Although things are still pretty full on I think it's amazing you were able to order some drinks and also drink them!! What did you order if you don't mind me asking? I think it's also a good thing that you realise that the fact you got a drink you wanted was far more important than how much it cost. Money sucks sometimes but you really can't put a price on health!! I'm so proud of you for taking that step, it's such a huge achievement and I hope you've taken some time out to acknowledge that and feel proud of yourself too cause I know we are!! 😊

Same with the nap, AWESOME news! I bet you have a crazy amount of sleep to catch up on but were you feeling a little more rested afterwards? Also wondering if there were any strategies you used to take a nap? Or was it just out of pure exhaustion? 

Don't answer all the questions and this long message if you're not up for it! Just wanted to let you know we're thinking of you and are very proud of you for the steps you've achieved today!! 💙

Re: Picking up the pieces and trying to move forward

Oh shoot! I almost forgot! 

I'm soooooo happy to hear you had a decent nurse today, that's awesome news! I really hope you have her again soon. What do you think made her different to the others? 

Re: Picking up the pieces and trying to move forward

Aww @Eden1717 I can't express how happy I am to see that you're okay. I know things are far from easy for you right now and we are thinking of you everyday. It's so good to hear you had a good nurse, you deserve all the most wonderful nurses and doctors!! I can just imagine how scared you are right now, I am sending you all the comfort in the world to get through your hospital visit. Let us know how you go with the doctor, we are here for you. 

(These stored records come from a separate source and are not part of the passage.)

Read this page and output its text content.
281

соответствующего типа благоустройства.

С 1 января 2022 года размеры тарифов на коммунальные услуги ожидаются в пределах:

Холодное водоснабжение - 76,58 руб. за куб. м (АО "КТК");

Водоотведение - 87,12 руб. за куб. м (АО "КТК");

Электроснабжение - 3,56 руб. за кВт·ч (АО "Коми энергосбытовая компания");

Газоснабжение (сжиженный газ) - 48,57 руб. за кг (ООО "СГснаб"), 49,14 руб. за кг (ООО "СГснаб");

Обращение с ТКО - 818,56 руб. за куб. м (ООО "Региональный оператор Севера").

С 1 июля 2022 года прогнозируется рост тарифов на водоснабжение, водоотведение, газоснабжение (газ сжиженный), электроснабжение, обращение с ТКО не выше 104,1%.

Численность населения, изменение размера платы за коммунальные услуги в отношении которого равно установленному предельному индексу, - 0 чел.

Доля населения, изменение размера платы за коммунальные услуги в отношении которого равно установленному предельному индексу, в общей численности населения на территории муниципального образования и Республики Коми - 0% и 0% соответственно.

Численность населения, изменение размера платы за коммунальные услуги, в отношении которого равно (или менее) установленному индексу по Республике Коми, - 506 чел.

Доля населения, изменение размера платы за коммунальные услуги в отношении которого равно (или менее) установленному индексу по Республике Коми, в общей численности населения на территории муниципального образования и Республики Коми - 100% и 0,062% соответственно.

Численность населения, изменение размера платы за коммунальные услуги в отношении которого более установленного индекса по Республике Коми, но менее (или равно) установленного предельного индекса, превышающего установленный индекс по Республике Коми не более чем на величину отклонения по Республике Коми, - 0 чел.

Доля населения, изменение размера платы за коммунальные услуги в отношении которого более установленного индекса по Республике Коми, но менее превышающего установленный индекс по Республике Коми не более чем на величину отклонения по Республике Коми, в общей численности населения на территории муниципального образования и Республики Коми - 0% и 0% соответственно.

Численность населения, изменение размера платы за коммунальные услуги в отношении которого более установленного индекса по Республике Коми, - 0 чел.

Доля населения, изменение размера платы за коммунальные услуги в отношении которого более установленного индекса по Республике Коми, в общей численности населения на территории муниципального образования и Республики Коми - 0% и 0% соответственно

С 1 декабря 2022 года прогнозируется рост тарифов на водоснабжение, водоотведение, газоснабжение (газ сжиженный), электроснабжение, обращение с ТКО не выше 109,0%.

Re: Picking up the pieces and trying to move forward

I'm glad you had an okay nurse yesterday @Eden1717 Smiley Happy It sounds really uncomfortable not to be drinking though! Do you think your mum could bring in a couple bottles of water for you because not drinking is really dangerous? I hope the meeting with the doctors goes okay, I know they can be intimidating and it can feel really dehumanising being in hospital, without the things that make you you and feeling like you're being studied. Hopefully they are empathetic and listen to you

Re: Picking up the pieces and trying to move forward

@MB95 @Bre-RO @Lost_Space_Explorer5  thanks everyone.

 

I am so scared i am shaking right now I saw the doctor and they basically said that if i dont start taking the medications they want me to start they will start giving me injections twice a day against my will the dr kept saying that i was unwell and that "you are saying all these things because you are unwell" and that i have one more chance to take the medications tonight or starting tonight they will give me injections. they also said if i didnt start eating and drinking they were going to put me on a drip. i am so scared i couldnt eat all the dinner they wanted me too and i am so so so scared about having to take the meds tonight but i dont want the injections i dont know what to do i want to run away and try and escape i feel like that is my only option left i cant stay here it isnt safe i couldnt even speak to the doctor i was so scared he just kept saying loudly "do you understand" i felt really uncomfortable and i just wanted it to all be over. i want to go home i dont feel unwell i just feel scared.